On CNN.com, a self-styled language expert name Paul Payack chastises Obama for using the passive in the sentence, there will be setbacks. In The New Republic, Jason Zengerle hears the passive voice in a prediction that Axelrod will become a lightning rod for public concern. And in a New Yorker piece, not long ago, Nancy Franklin ridiculed Bernard Madoff for using the passive voice when he said - when I began the Ponzi scheme, I believed it would end shortly. That statement may have been disingenuous, but it didn't have any passives in it. But the point was missed not just by Franklin but by the platoon of checkers and editors who famously vet every sentence before it can appear in the magazine.
If nobody can identify a passive sentence in E. B. White's own New Yorker, may be its time to abandon the term. On the language log blog, the linguist Mark Liberman was prompted to announce its end with phythonesque finality. Passive voice has ceased to be, it is expired, kicked the bucket, and shuffled off this mortal coil, it is an ex-grammatical term.
And certainly a lot of the confusion has to do with the term passive voice itself. The style guides are always saying things like: as the name implies, the passive makes writing sound weak and ineffectual. But the grammatical term passive doesn't have anything to do with passivity or unassertiveness. The Latin word Passivus is related to the word pati or suffer, the same route that shows up in the noun patient and in the Passion of Christ. The passive is just the construction we use to focus on the one who undergoes or endures the action of the verb. And if using the passive can sometimes be culpable, there are also times when it's morally imperative.
The writer Julia Kristeva once said that learning the passive is one of the things that makes us human. It's the device that enables us to put ourselves in the place of the people who wind up as the direct objects in history. The done-to rather than the doers. You think of all the nouns we derive from the passive forms of verbs, the abused, the oppressed, the persecuted, the dispossessed. And the passive voice is particularly useful to have around in a time when people are being laid off, tossed out of their homes, dropped from their medical plans and generally worked over.
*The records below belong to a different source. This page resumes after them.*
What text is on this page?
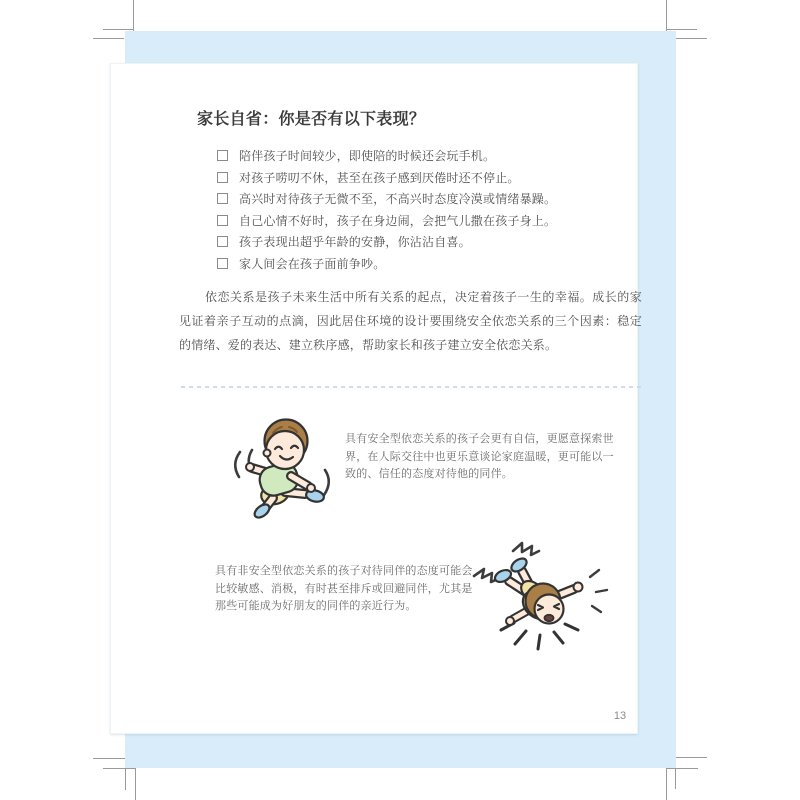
家长自省：你是否有以下表现？
陪伴孩子时间较少，即使陪的时候还会玩手机。
对孩子唠叨不休，甚至在孩子感到厌倦时还不停止。
高兴时对待孩子无微不至，不高兴时态度冷漠或情绪暴躁。
自己心情不好时，孩子在身边闹，会把气儿撒在孩子身上。
孩子表现出超乎年龄的安静，你沾沾自喜。
家人间会在孩子面前争吵。
依恋关系是孩子未来生活中所有关系的起点，决定着孩子一生的幸福。成长的家见证着亲子互动的点滴，因此居住环境的设计要围绕安全依恋关系的三个因素：稳定的情绪、爱的表达、建立秩序感，帮助家长和孩子建立安全依恋关系。
具有安全型依恋关系的孩子会更有自信，更愿意探索世
界，在人际交往中也更乐意谈论家庭温暖，更可能以一
致的、信任的态度对待他的同伴。
具有非安全型依恋关系的孩子对待同伴的态度可能会
比较敏感、消极，有时甚至排斥或回避同伴，尤其是
那些可能成为好朋友的同伴的亲近行为。
13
There is a familiar cadence to those strings of passives. If the syntax Orwell used when he talked about history's victims, defenseless villages are bombarded from the air, the inhabitants driven out into the countryside, the cattle machine-gunned, the huts set on fire with incendiary bullets, nothing limp about that.
DAVIES: Geoff Nunberg is a linguist and the author of the new book "The Years Of Talking Dangerously." For Terry Gross, I'm Dave Davies.